Informations légales : prix de location à la page 0,0006€. Cette information est donnée uniquement à titre indicatif conformément à la législation en vigueur.

Extrait

EAN : 9782335054545

 
©Ligaran 2015

I De Chang-Hai à Ou-Hou

Le quai de la concession française, à Chang-ha

Un départ en Chine. – Le fleuve Bleu n’est pas bleu. – Le service des steamers. – Tchin-kiang et le canal impérial. – Opinion des Chinois sur les chemins de fer et les télégraphes. – Ne pas chercher la Tour de porcelaine, emportée de Nan-kin dans les malles des voyageurs. – La démolition pour dettes. – Ou-hou.
Sur le quai du Won-poo, en face du consulat général de France, dont le drapeau planté en terre flotte fièrement au soleil, des voitures roulent, des porteurs de palanquin se croisent rapidement, précédés de valets écartant la foule ; des brouettes sonores, fiacres vulgaires portant d’un côté de la roue le bagage, de l’autre le malheureux voyageur, se précipitent vers le port ; partout les chevaux sont remplacés par des hommes, soit que le mandarin fasse marcher gravement sa chaise, soit que le négociant, au galop de son domestique, fasse voler la légère generitcha japonaise.
De la rue du Consulat débouchent en criant les coolies, chaussés de paille, sordidement vêtus de grandes casaques-chemises, et portant en travers de leur épaule, aux deux extrémités d’un bambou, deux ballots.
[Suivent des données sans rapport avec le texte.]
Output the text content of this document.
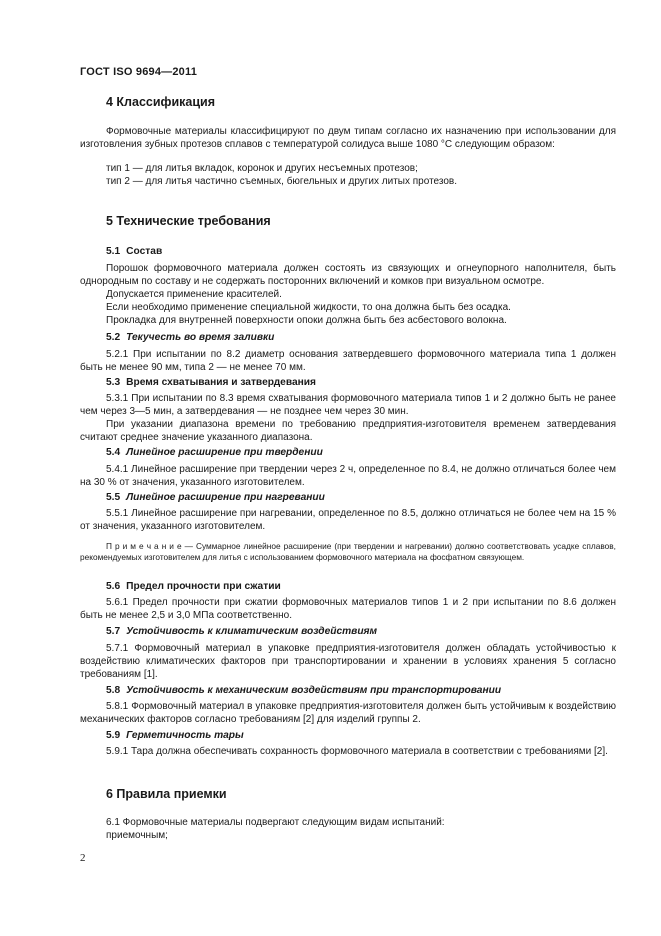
ГОСТ ISO 9694—2011
4 Классификация
Формовочные материалы классифицируют по двум типам согласно их назначению при использовании для изготовления зубных протезов сплавов с температурой солидуса выше 1080 °С следующим образом:
тип 1 — для литья вкладок, коронок и других несъемных протезов;
тип 2 — для литья частично съемных, бюгельных и других литых протезов.
5 Технические требования
5.1 Состав
Порошок формовочного материала должен состоять из связующих и огнеупорного наполнителя, быть однородным по составу и не содержать посторонних включений и комков при визуальном осмотре.
Допускается применение красителей.
Если необходимо применение специальной жидкости, то она должна быть без осадка.
Прокладка для внутренней поверхности опоки должна быть без асбестового волокна.
5.2 Текучесть во время заливки
5.2.1 При испытании по 8.2 диаметр основания затвердевшего формовочного материала типа 1 должен быть не менее 90 мм, типа 2 — не менее 70 мм.
5.3 Время схватывания и затвердевания
5.3.1 При испытании по 8.3 время схватывания формовочного материала типов 1 и 2 должно быть не ранее чем через 3—5 мин, а затвердевания — не позднее чем через 30 мин.
При указании диапазона времени по требованию предприятия-изготовителя временем затвердевания считают среднее значение указанного диапазона.
5.4 Линейное расширение при твердении
5.4.1 Линейное расширение при твердении через 2 ч, определенное по 8.4, не должно отличаться более чем на 30 % от значения, указанного изготовителем.
5.5 Линейное расширение при нагревании
5.5.1 Линейное расширение при нагревании, определенное по 8.5, должно отличаться не более чем на 15 % от значения, указанного изготовителем.
П р и м е ч а н и е — Суммарное линейное расширение (при твердении и нагревании) должно соответствовать усадке сплавов, рекомендуемых изготовителем для литья с использованием формовочного материала на фосфатном связующем.
5.6 Предел прочности при сжатии
5.6.1 Предел прочности при сжатии формовочных материалов типов 1 и 2 при испытании по 8.6 должен быть не менее 2,5 и 3,0 МПа соответственно.
5.7 Устойчивость к климатическим воздействиям
5.7.1 Формовочный материал в упаковке предприятия-изготовителя должен обладать устойчивостью к воздействию климатических факторов при транспортировании и хранении в условиях хранения 5 согласно требованиям [1].
5.8 Устойчивость к механическим воздействиям при транспортировании
5.8.1 Формовочный материал в упаковке предприятия-изготовителя должен быть устойчивым к воздействию механических факторов согласно требованиям [2] для изделий группы 2.
5.9 Герметичность тары
5.9.1 Тара должна обеспечивать сохранность формовочного материала в соответствии с требованиями [2].
6 Правила приемки
6.1 Формовочные материалы подвергают следующим видам испытаний:
приемочным;
2
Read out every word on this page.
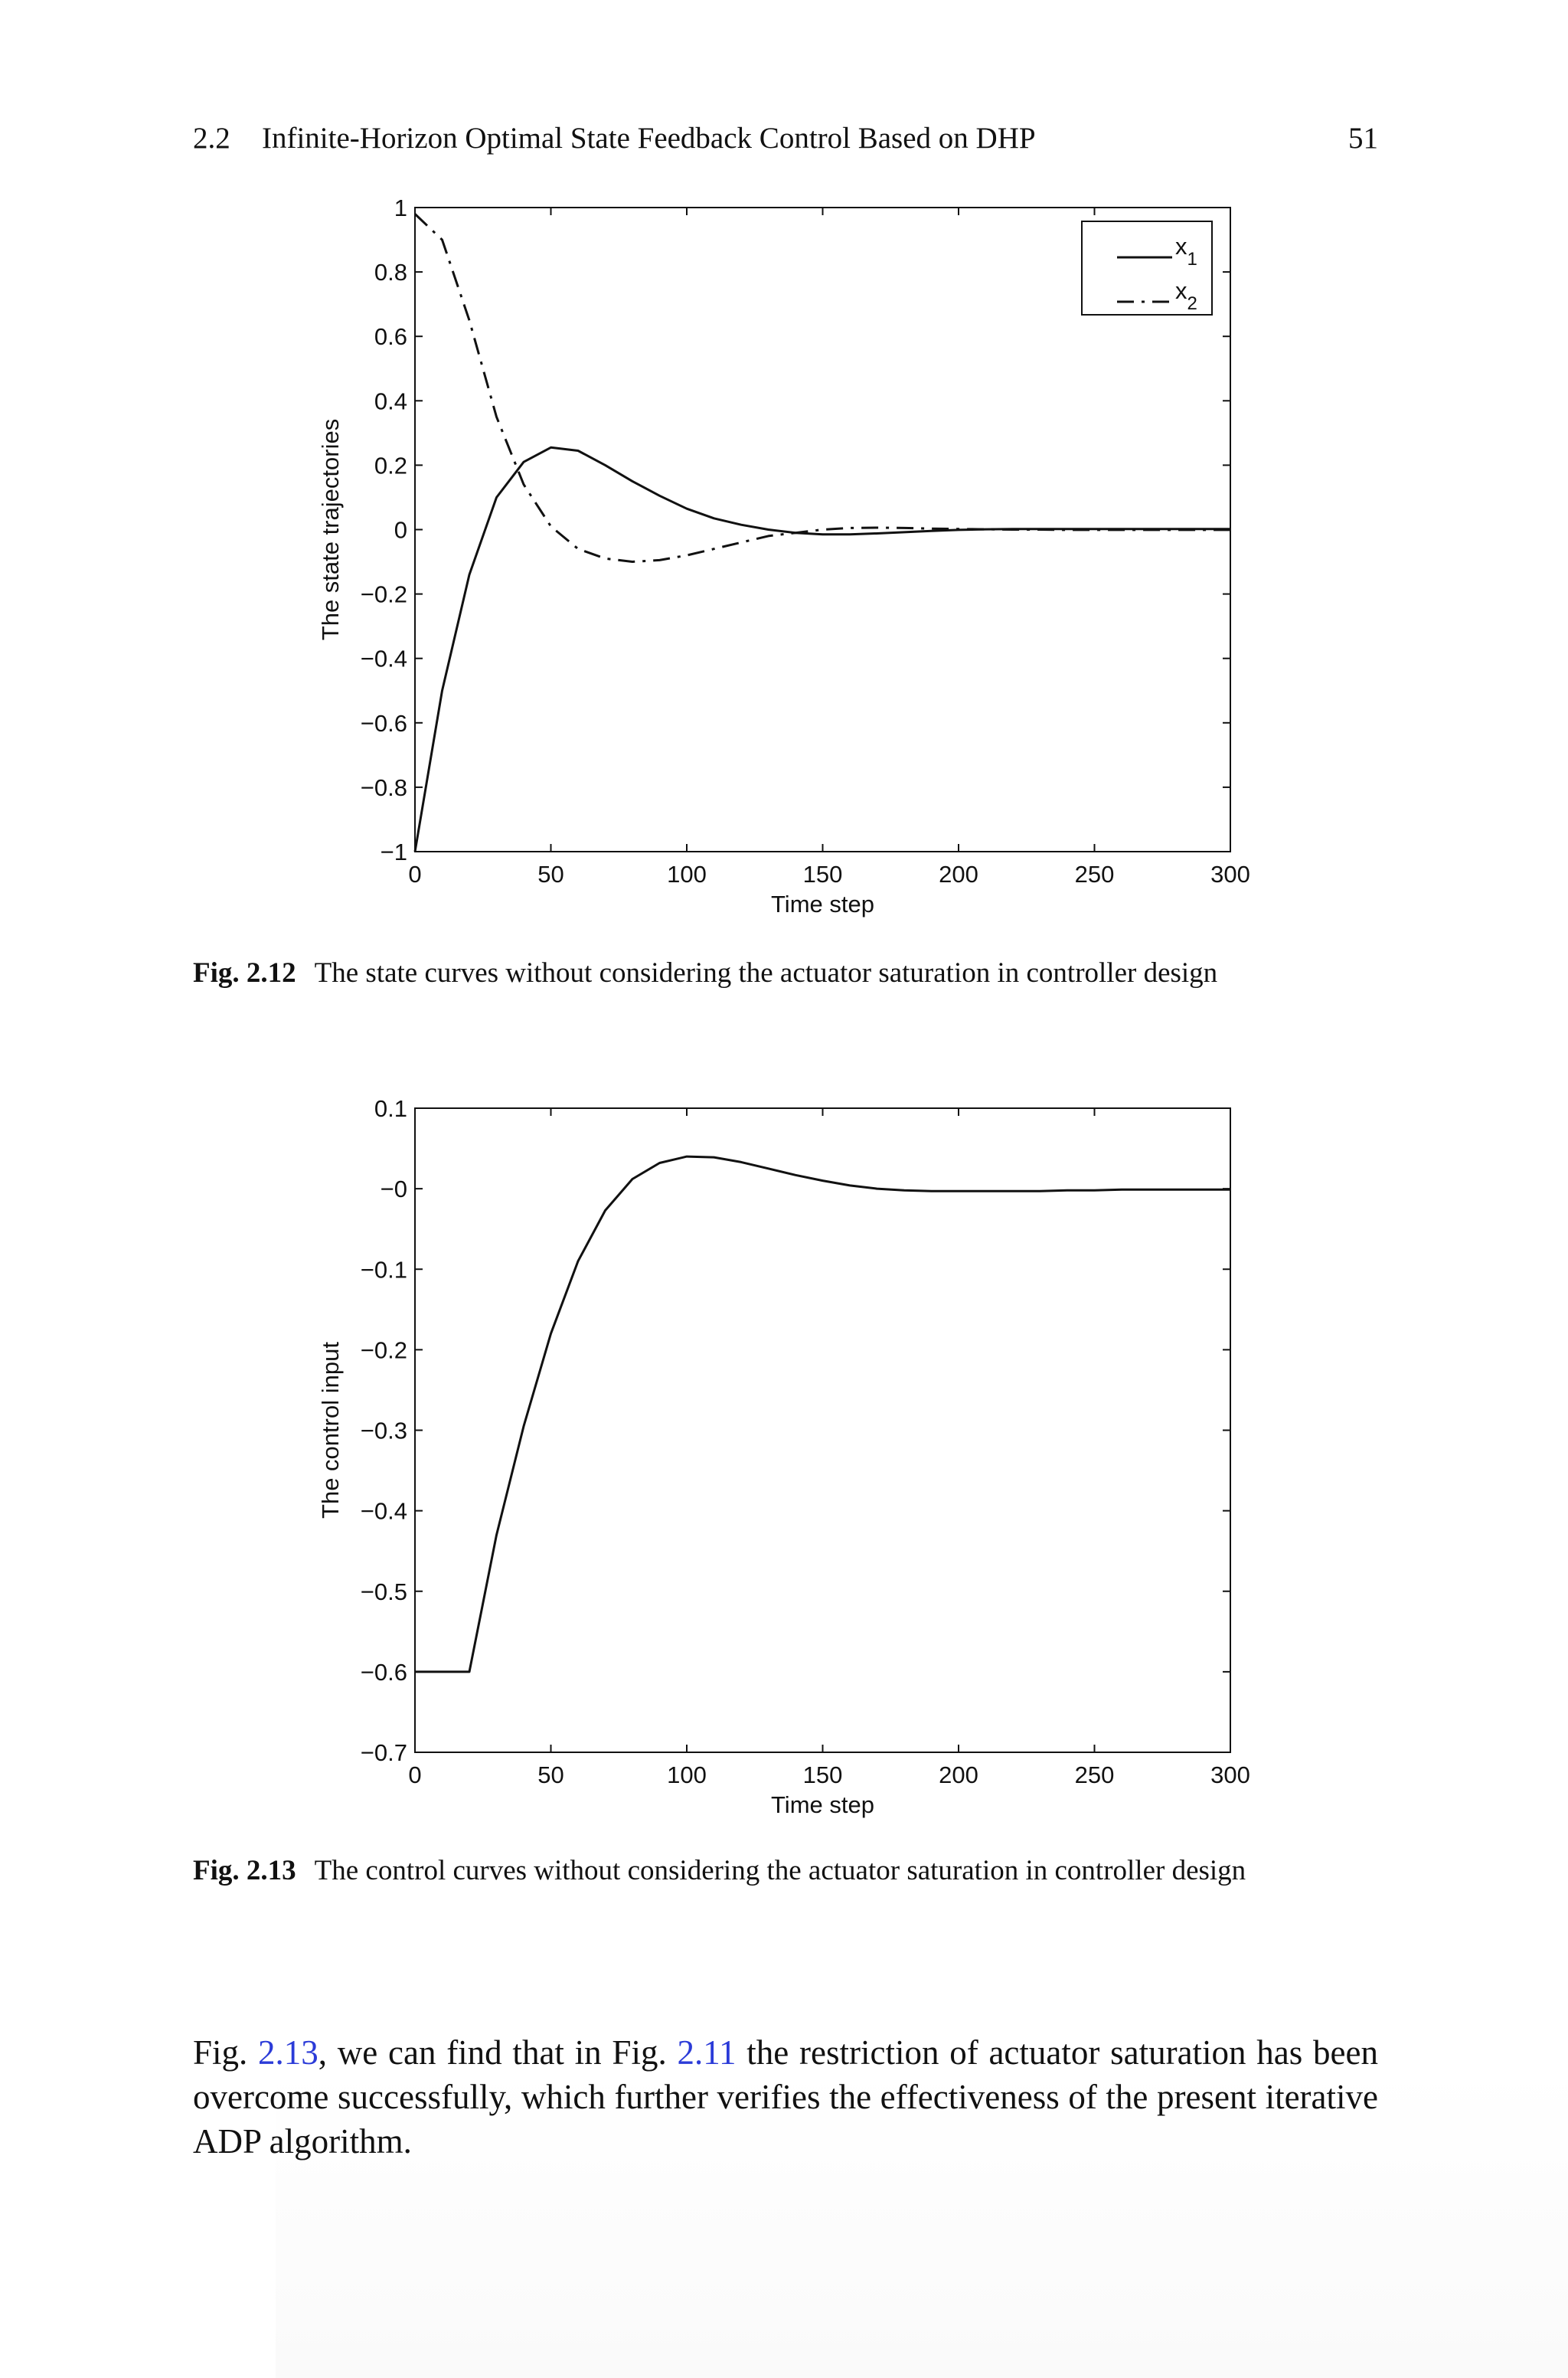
2.2 Infinite-Horizon Optimal State Feedback Control Based on DHP	51
0	50	100	150	200	250	300
−1
−0.8
−0.6
−0.4
−0.2
0
0.2
0.4
0.6
0.8
1
Time step
The state trajectories
$x_1$
$x_2$
Fig. 2.12 The state curves without considering the actuator saturation in controller design
0	50	100	150	200	250	300
−0.7
−0.6
−0.5
−0.4
−0.3
−0.2
−0.1
−0
0.1
Time step
The control input
Fig. 2.13 The control curves without considering the actuator saturation in controller design

Fig. 2.13, we can find that in Fig. 2.11 the restriction of actuator saturation has been overcome successfully, which further verifies the effectiveness of the present iterative ADP algorithm.
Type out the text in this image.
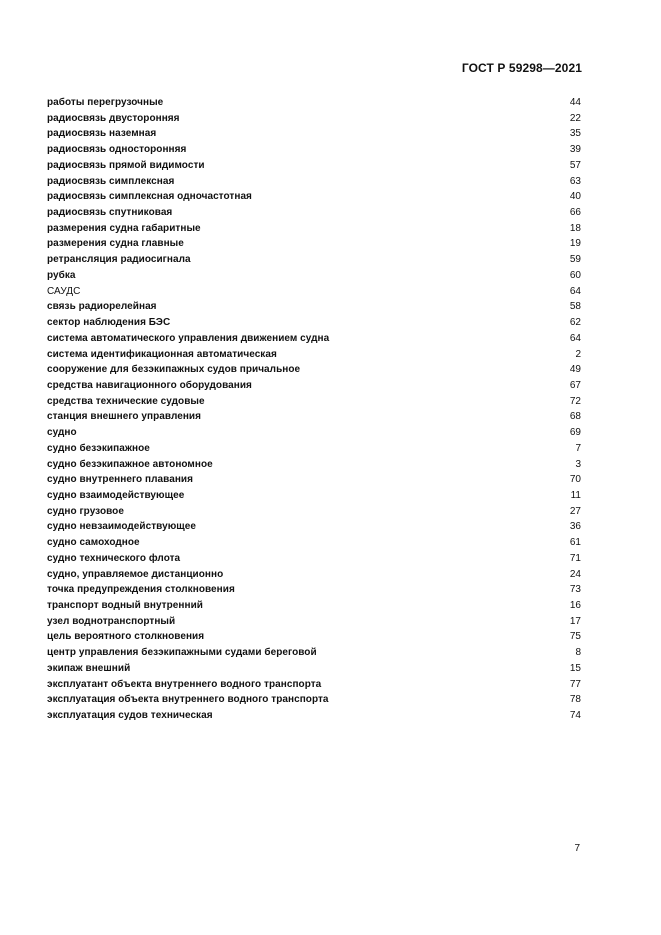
ГОСТ Р 59298—2021
работы перегрузочные	44
радиосвязь двусторонняя	22
радиосвязь наземная	35
радиосвязь односторонняя	39
радиосвязь прямой видимости	57
радиосвязь симплексная	63
радиосвязь симплексная одночастотная	40
радиосвязь спутниковая	66
размерения судна габаритные	18
размерения судна главные	19
ретрансляция радиосигнала	59
рубка	60
САУДС	64
связь радиорелейная	58
сектор наблюдения БЭС	62
система автоматического управления движением судна	64
система идентификационная автоматическая	2
сооружение для безэкипажных судов причальное	49
средства навигационного оборудования	67
средства технические судовые	72
станция внешнего управления	68
судно	69
судно безэкипажное	7
судно безэкипажное автономное	3
судно внутреннего плавания	70
судно взаимодействующее	11
судно грузовое	27
судно невзаимодействующее	36
судно самоходное	61
судно технического флота	71
судно, управляемое дистанционно	24
точка предупреждения столкновения	73
транспорт водный внутренний	16
узел воднотранспортный	17
цель вероятного столкновения	75
центр управления безэкипажными судами береговой	8
экипаж внешний	15
эксплуатант объекта внутреннего водного транспорта	77
эксплуатация объекта внутреннего водного транспорта	78
эксплуатация судов техническая	74
7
Leur éternel hi-ho, hi-ho ! ha-ho, ha-ho  ! indispensable, disent-ils, pour leur marquer le pas, assourdit l’air, déchirant les rares oreilles civilisées, tandis que les brouettiers mettent leur point d’honneur à faire crier les bruyants tombereaux qu’ils conduisent.
C’est, depuis quelques années, l’un des quartiers les plus vivants de Chang-haï ; et ce qui imprime à la foule un mouvement plus grand travailleurs, des coureurs, des piétons et des attelages d’hommes, une sorte de vertige de hâte, c’est qu’on entend, dominant les bruits du port, souffler et éructer le Hirado , superbe steamer prêt à partir. Il est singulier à voir, dans le cadre exotique qui l’entoure, ce bateau pareil à ceux de New-York ou de Londres. Son panache de fumée semble arborer le pavillon de la civilisation européenne au milieu du vieux fleuve chinois.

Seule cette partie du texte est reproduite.